I tried, emailed them- no answer. Man I hate that!
I had them on all 3 wheels of my Can Am Spyder. As thin as they are I can't believe they won't go on almost anything. Just take the wheels off, slip them over the lugs, put the wheels back on and tighten the lug nuts..... Jim
2005 Premium Mustang Convertible
2008 Honda GL1800/California Sidecar Trike SOLD
2014 CanAm Spyder RTL SOLD
Semper Fi
I know everyone has their reasons, but why centramatics on a trike that will seldomly need rear tires? Much cheaper to just balance with weights, stick on weights out of view, or balance beads or hard plastic Red Jacket BBs. In fact, the BBs work perfectly in the trike's narrow front tire, and hugely cheaper than centramatics. Centramatics make sense on hard to balance tractor trailer tires that will wear fast and which are so important to a driver's comfort and reduced fatigue.
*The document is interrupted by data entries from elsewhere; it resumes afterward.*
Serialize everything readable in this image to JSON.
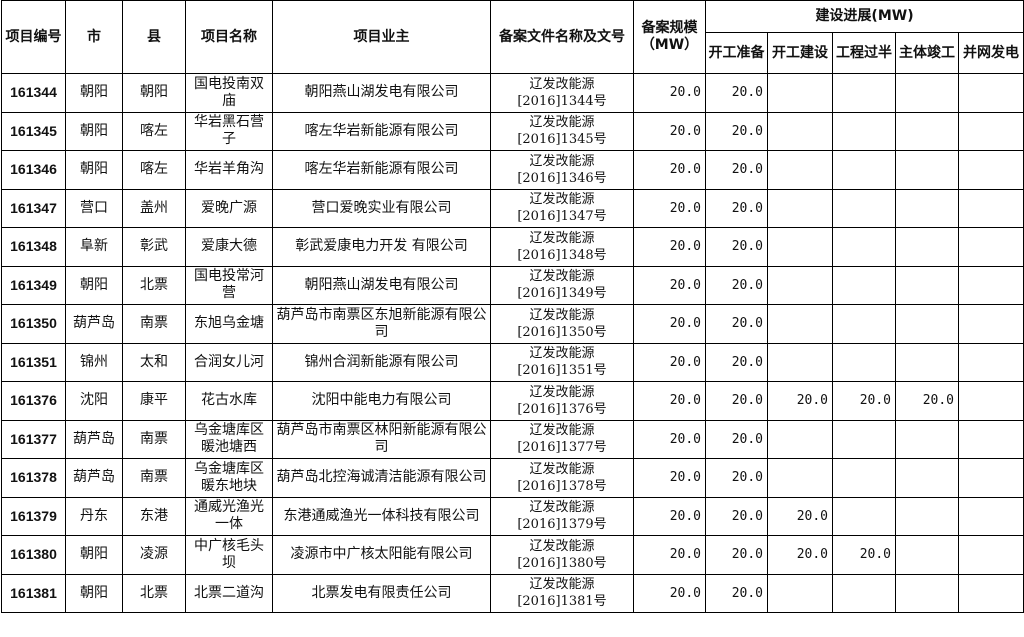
{
  "headers": {
    "id": "项目编号",
    "city": "市",
    "county": "县",
    "name": "项目名称",
    "owner": "项目业主",
    "doc": "备案文件名称及文号",
    "scale": "备案规模（MW）",
    "progress": "建设进展(MW)",
    "sub": [
      "开工准备",
      "开工建设",
      "工程过半",
      "主体竣工",
      "并网发电"
    ]
  },
  "rows": [
    {
      "id": "161344",
      "city": "朝阳",
      "county": "朝阳",
      "name": "国电投南双庙",
      "owner": "朝阳燕山湖发电有限公司",
      "doc": "辽发改能源[2016]1344号",
      "scale": "20.0",
      "p": [
        "20.0",
        "",
        "",
        "",
        ""
      ]
    },
    {
      "id": "161345",
      "city": "朝阳",
      "county": "喀左",
      "name": "华岩黑石营子",
      "owner": "喀左华岩新能源有限公司",
      "doc": "辽发改能源[2016]1345号",
      "scale": "20.0",
      "p": [
        "20.0",
        "",
        "",
        "",
        ""
      ]
    },
    {
      "id": "161346",
      "city": "朝阳",
      "county": "喀左",
      "name": "华岩羊角沟",
      "owner": "喀左华岩新能源有限公司",
      "doc": "辽发改能源[2016]1346号",
      "scale": "20.0",
      "p": [
        "20.0",
        "",
        "",
        "",
        ""
      ]
    },
    {
      "id": "161347",
      "city": "营口",
      "county": "盖州",
      "name": "爱晚广源",
      "owner": "营口爱晚实业有限公司",
      "doc": "辽发改能源[2016]1347号",
      "scale": "20.0",
      "p": [
        "20.0",
        "",
        "",
        "",
        ""
      ]
    },
    {
      "id": "161348",
      "city": "阜新",
      "county": "彰武",
      "name": "爱康大德",
      "owner": "彰武爱康电力开发 有限公司",
      "doc": "辽发改能源[2016]1348号",
      "scale": "20.0",
      "p": [
        "20.0",
        "",
        "",
        "",
        ""
      ]
    },
    {
      "id": "161349",
      "city": "朝阳",
      "county": "北票",
      "name": "国电投常河营",
      "owner": "朝阳燕山湖发电有限公司",
      "doc": "辽发改能源[2016]1349号",
      "scale": "20.0",
      "p": [
        "20.0",
        "",
        "",
        "",
        ""
      ]
    },
    {
      "id": "161350",
      "city": "葫芦岛",
      "county": "南票",
      "name": "东旭乌金塘",
      "owner": "葫芦岛市南票区东旭新能源有限公司",
      "doc": "辽发改能源[2016]1350号",
      "scale": "20.0",
      "p": [
        "20.0",
        "",
        "",
        "",
        ""
      ]
    },
    {
      "id": "161351",
      "city": "锦州",
      "county": "太和",
      "name": "合润女儿河",
      "owner": "锦州合润新能源有限公司",
      "doc": "辽发改能源[2016]1351号",
      "scale": "20.0",
      "p": [
        "20.0",
        "",
        "",
        "",
        ""
      ]
    },
    {
      "id": "161376",
      "city": "沈阳",
      "county": "康平",
      "name": "花古水库",
      "owner": "沈阳中能电力有限公司",
      "doc": "辽发改能源[2016]1376号",
      "scale": "20.0",
      "p": [
        "20.0",
        "20.0",
        "20.0",
        "20.0",
        ""
      ]
    },
    {
      "id": "161377",
      "city": "葫芦岛",
      "county": "南票",
      "name": "乌金塘库区暖池塘西",
      "owner": "葫芦岛市南票区林阳新能源有限公司",
      "doc": "辽发改能源[2016]1377号",
      "scale": "20.0",
      "p": [
        "20.0",
        "",
        "",
        "",
        ""
      ]
    },
    {
      "id": "161378",
      "city": "葫芦岛",
      "county": "南票",
      "name": "乌金塘库区暖东地块",
      "owner": "葫芦岛北控海诚清洁能源有限公司",
      "doc": "辽发改能源[2016]1378号",
      "scale": "20.0",
      "p": [
        "20.0",
        "",
        "",
        "",
        ""
      ]
    },
    {
      "id": "161379",
      "city": "丹东",
      "county": "东港",
      "name": "通威光渔光一体",
      "owner": "东港通威渔光一体科技有限公司",
      "doc": "辽发改能源[2016]1379号",
      "scale": "20.0",
      "p": [
        "20.0",
        "20.0",
        "",
        "",
        ""
      ]
    },
    {
      "id": "161380",
      "city": "朝阳",
      "county": "凌源",
      "name": "中广核毛头坝",
      "owner": "凌源市中广核太阳能有限公司",
      "doc": "辽发改能源[2016]1380号",
      "scale": "20.0",
      "p": [
        "20.0",
        "20.0",
        "20.0",
        "",
        ""
      ]
    },
    {
      "id": "161381",
      "city": "朝阳",
      "county": "北票",
      "name": "北票二道沟",
      "owner": "北票发电有限责任公司",
      "doc": "辽发改能源[2016]1381号",
      "scale": "20.0",
      "p": [
        "20.0",
        "",
        "",
        "",
        ""
      ]
    }
  ]
}
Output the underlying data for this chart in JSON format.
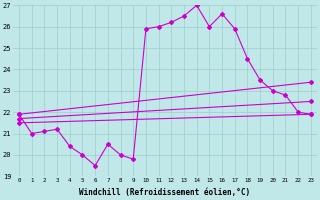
{
  "bg_color": "#c0e8e8",
  "grid_color": "#a0cccc",
  "line_color": "#cc00cc",
  "xlim": [
    -0.5,
    23.5
  ],
  "ylim": [
    19,
    27
  ],
  "yticks": [
    19,
    20,
    21,
    22,
    23,
    24,
    25,
    26,
    27
  ],
  "xticks": [
    0,
    1,
    2,
    3,
    4,
    5,
    6,
    7,
    8,
    9,
    10,
    11,
    12,
    13,
    14,
    15,
    16,
    17,
    18,
    19,
    20,
    21,
    22,
    23
  ],
  "xlabel": "Windchill (Refroidissement éolien,°C)",
  "line1_x": [
    0,
    1,
    2,
    3,
    4,
    5,
    6,
    7,
    8,
    9,
    10,
    11,
    12,
    13,
    14,
    15,
    16,
    17,
    18,
    19,
    20,
    21,
    22,
    23
  ],
  "line1_y": [
    21.9,
    21.0,
    21.1,
    21.2,
    20.4,
    20.0,
    19.5,
    20.5,
    20.0,
    19.8,
    25.9,
    26.0,
    26.2,
    26.5,
    27.0,
    26.0,
    26.6,
    25.9,
    24.5,
    23.5,
    23.0,
    22.8,
    22.0,
    21.9
  ],
  "line2_x": [
    0,
    23
  ],
  "line2_y": [
    21.5,
    21.9
  ],
  "line3_x": [
    0,
    23
  ],
  "line3_y": [
    21.7,
    22.5
  ],
  "line4_x": [
    0,
    23
  ],
  "line4_y": [
    21.9,
    23.4
  ]
}
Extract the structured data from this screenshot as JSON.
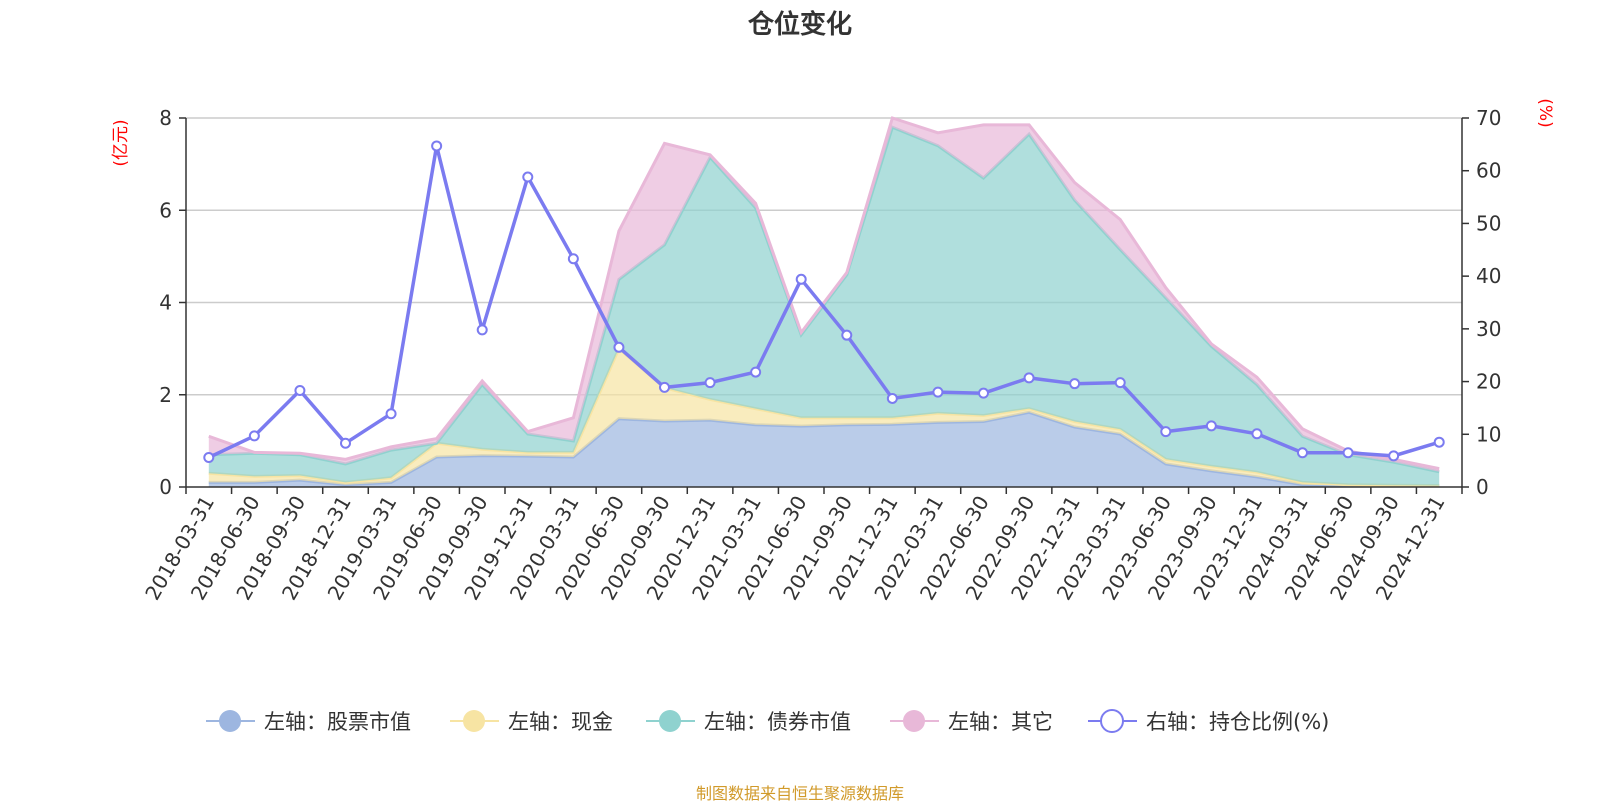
{
  "chart_data": {
    "type": "area",
    "title": "仓位变化",
    "left_axis_unit": "(亿元)",
    "right_axis_unit": "(%)",
    "ylim_left": [
      0,
      8
    ],
    "yticks_left": [
      0,
      2,
      4,
      6,
      8
    ],
    "ylim_right": [
      0,
      70
    ],
    "yticks_right": [
      0,
      10,
      20,
      30,
      40,
      50,
      60,
      70
    ],
    "grid": true,
    "legend_position": "bottom",
    "stacked": true,
    "categories": [
      "2018-03-31",
      "2018-06-30",
      "2018-09-30",
      "2018-12-31",
      "2019-03-31",
      "2019-06-30",
      "2019-09-30",
      "2019-12-31",
      "2020-03-31",
      "2020-06-30",
      "2020-09-30",
      "2020-12-31",
      "2021-03-31",
      "2021-06-30",
      "2021-09-30",
      "2021-12-31",
      "2022-03-31",
      "2022-06-30",
      "2022-09-30",
      "2022-12-31",
      "2023-03-31",
      "2023-06-30",
      "2023-09-30",
      "2023-12-31",
      "2024-03-31",
      "2024-06-30",
      "2024-09-30",
      "2024-12-31"
    ],
    "series": [
      {
        "name": "左轴：股票市值",
        "axis": "left",
        "color": "#9db6e0",
        "values": [
          0.1,
          0.1,
          0.15,
          0.05,
          0.1,
          0.65,
          0.68,
          0.67,
          0.65,
          1.48,
          1.43,
          1.45,
          1.35,
          1.32,
          1.35,
          1.36,
          1.4,
          1.42,
          1.62,
          1.3,
          1.15,
          0.5,
          0.35,
          0.22,
          0.05,
          0.03,
          0.03,
          0.03
        ]
      },
      {
        "name": "左轴：现金",
        "axis": "left",
        "color": "#f7e4a3",
        "values": [
          0.2,
          0.13,
          0.1,
          0.05,
          0.1,
          0.3,
          0.14,
          0.08,
          0.1,
          1.52,
          0.72,
          0.45,
          0.35,
          0.18,
          0.15,
          0.14,
          0.2,
          0.13,
          0.08,
          0.12,
          0.1,
          0.1,
          0.1,
          0.1,
          0.05,
          0.02,
          0.01,
          0.0
        ]
      },
      {
        "name": "左轴：债券市值",
        "axis": "left",
        "color": "#8fd2cf",
        "values": [
          0.4,
          0.5,
          0.45,
          0.4,
          0.6,
          0.0,
          1.4,
          0.4,
          0.25,
          1.5,
          3.1,
          5.25,
          4.35,
          1.8,
          3.1,
          6.3,
          5.8,
          5.15,
          5.95,
          4.8,
          3.9,
          3.5,
          2.6,
          1.9,
          1.0,
          0.65,
          0.5,
          0.3
        ]
      },
      {
        "name": "左轴：其它",
        "axis": "left",
        "color": "#e8b8d8",
        "values": [
          0.4,
          0.02,
          0.03,
          0.1,
          0.07,
          0.1,
          0.08,
          0.05,
          0.5,
          1.05,
          2.2,
          0.05,
          0.1,
          0.05,
          0.05,
          0.2,
          0.28,
          1.15,
          0.2,
          0.38,
          0.65,
          0.22,
          0.05,
          0.16,
          0.16,
          0.08,
          0.06,
          0.07
        ]
      },
      {
        "name": "右轴：持仓比例(%)",
        "axis": "right",
        "color": "#7b7bf0",
        "values": [
          5.6,
          9.7,
          18.3,
          8.3,
          13.9,
          64.7,
          29.8,
          58.8,
          43.3,
          26.5,
          18.9,
          19.8,
          21.8,
          39.4,
          28.8,
          16.8,
          18.0,
          17.8,
          20.7,
          19.6,
          19.8,
          10.5,
          11.6,
          10.1,
          6.5,
          6.5,
          5.9,
          8.5
        ]
      }
    ]
  },
  "footer": {
    "source": "制图数据来自恒生聚源数据库",
    "source_color": "#d19a2a"
  },
  "colors": {
    "unit_label": "#ff0000",
    "ratio_line": "#7b7bf0"
  }
}
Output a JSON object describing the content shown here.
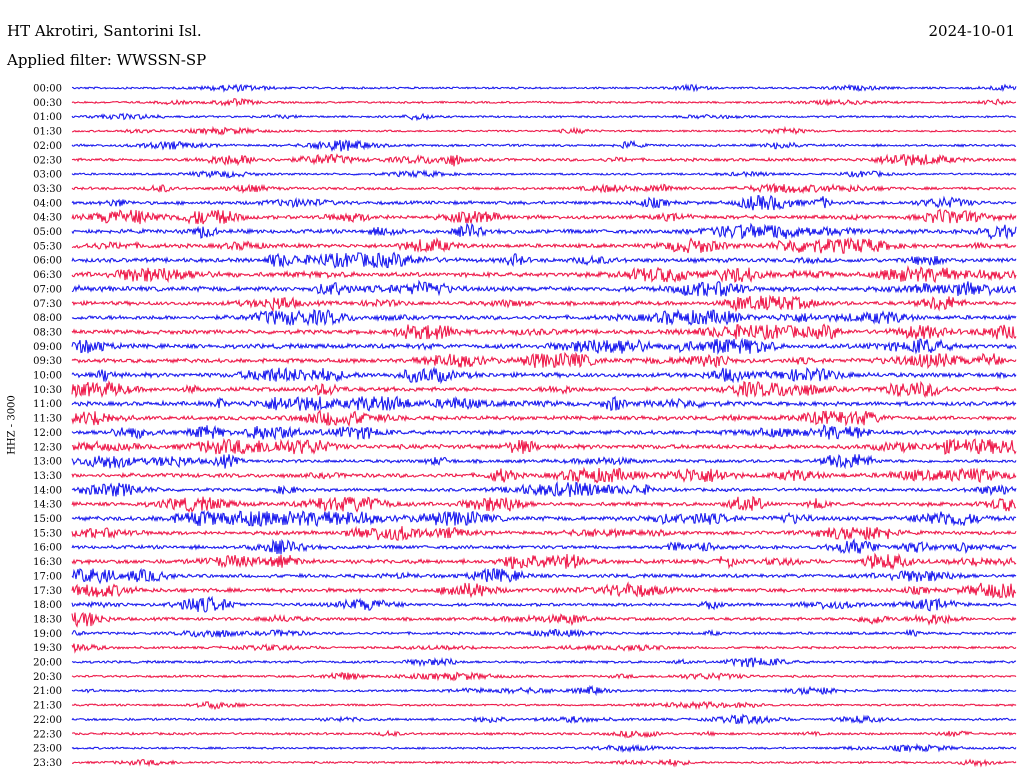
{
  "header": {
    "station": "HT Akrotiri, Santorini Isl.",
    "date": "2024-10-01",
    "filter_label": "Applied filter:",
    "filter_value": "WWSSN-SP"
  },
  "channel_label": "HHZ - 3000",
  "chart_data": {
    "type": "helicorder",
    "title": "HT Akrotiri, Santorini Isl.",
    "date": "2024-10-01",
    "filter": "WWSSN-SP",
    "channel": "HHZ - 3000",
    "row_interval_minutes": 30,
    "colors": [
      "#1a1aee",
      "#ee1a4a"
    ],
    "rows": [
      {
        "label": "00:00",
        "level": 0.6
      },
      {
        "label": "00:30",
        "level": 0.6
      },
      {
        "label": "01:00",
        "level": 0.6
      },
      {
        "label": "01:30",
        "level": 0.5
      },
      {
        "label": "02:00",
        "level": 0.8
      },
      {
        "label": "02:30",
        "level": 1.2
      },
      {
        "label": "03:00",
        "level": 0.6
      },
      {
        "label": "03:30",
        "level": 1.0
      },
      {
        "label": "04:00",
        "level": 1.5
      },
      {
        "label": "04:30",
        "level": 1.7
      },
      {
        "label": "05:00",
        "level": 2.0
      },
      {
        "label": "05:30",
        "level": 1.8
      },
      {
        "label": "06:00",
        "level": 2.0
      },
      {
        "label": "06:30",
        "level": 2.2
      },
      {
        "label": "07:00",
        "level": 2.4
      },
      {
        "label": "07:30",
        "level": 1.8
      },
      {
        "label": "08:00",
        "level": 2.0
      },
      {
        "label": "08:30",
        "level": 2.0
      },
      {
        "label": "09:00",
        "level": 2.2
      },
      {
        "label": "09:30",
        "level": 2.0
      },
      {
        "label": "10:00",
        "level": 2.2
      },
      {
        "label": "10:30",
        "level": 2.0
      },
      {
        "label": "11:00",
        "level": 2.0
      },
      {
        "label": "11:30",
        "level": 1.8
      },
      {
        "label": "12:00",
        "level": 2.0
      },
      {
        "label": "12:30",
        "level": 2.2
      },
      {
        "label": "13:00",
        "level": 1.4
      },
      {
        "label": "13:30",
        "level": 2.0
      },
      {
        "label": "14:00",
        "level": 1.4
      },
      {
        "label": "14:30",
        "level": 1.8
      },
      {
        "label": "15:00",
        "level": 2.0
      },
      {
        "label": "15:30",
        "level": 1.6
      },
      {
        "label": "16:00",
        "level": 1.6
      },
      {
        "label": "16:30",
        "level": 2.0
      },
      {
        "label": "17:00",
        "level": 1.6
      },
      {
        "label": "17:30",
        "level": 1.8
      },
      {
        "label": "18:00",
        "level": 1.3
      },
      {
        "label": "18:30",
        "level": 1.3
      },
      {
        "label": "19:00",
        "level": 1.0
      },
      {
        "label": "19:30",
        "level": 0.8
      },
      {
        "label": "20:00",
        "level": 0.9
      },
      {
        "label": "20:30",
        "level": 0.7
      },
      {
        "label": "21:00",
        "level": 0.7
      },
      {
        "label": "21:30",
        "level": 0.6
      },
      {
        "label": "22:00",
        "level": 0.9
      },
      {
        "label": "22:30",
        "level": 0.8
      },
      {
        "label": "23:00",
        "level": 0.6
      },
      {
        "label": "23:30",
        "level": 0.6
      }
    ]
  }
}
Make Courtesy Your "Code of the Road" too!
Beads are not recommended in trike rear tires.
They generally aren't recommended for any 60 series or lower profile tires as the inside of the tread is a wide, flat floor. My trike ran 215/70R15s tires, but a few ounces of BBs worked great but then 70 series tires have a rounded inner surface from bead to bead. I wasn't so happy with them in some 60 series tires on a car, but 6 ounces in 31/10.50x15s on my '77 did OK.
I know some truck operators used 4 or 5 golf balls in steer tires, they claim they worked fine. I know some 4x4 drivers like to use a quart of antifreeze in their tires, even swear by it? Not calcium chloride, but green antifreeze. Ride-On balances well, I just did not like the mess.
Make Courtesy Your "Code of the Road" too!
The only reason some people are still alive is it's illegal to shoot them.
American Legion Rider
Tires on them 4x4s weigh 50 pounds or so. The quart or so will evenly distribute. A quart of green antifreeze like that which runs through radiator hoses will not clump either. It will "distribute", will not rust a wheel either.
In the '60s, my Grandpa always had fluid in his tractor tires, near full even, for weight. My favorite was his MT. That John Deere MT would fly in 4th after you knocked that throttle straight up to wide open pulling a trailer down the highway from farm road to the house, throwing dirt & mud out ahead of it as those tall tires reved up, but it was never "not balanced", always amazingly smooth even as it throwed them dirt & mud glops off. On the right side tire on the inside was a steel plate with bolts coming out on the sidewall towards the mini fender, was a plate inside too, where the tire was once was ripped by a stump, bet it was several pounds metal on that sidewall. Was a secondary highway stretch from the farm road and the house, had a hill crest near the farm road so if we went that way (like pulling the trailer with 2 x 55 gallon barrels of spring water and cousins, aunts, etc), not the more rugged back way, you hit the black top in "GO MODE", it was Franklin County, Va. after all.
My Ride On experience was not good, enough bad that I pitched a new three bottle kit.
Make Courtesy Your "Code of the Road" too!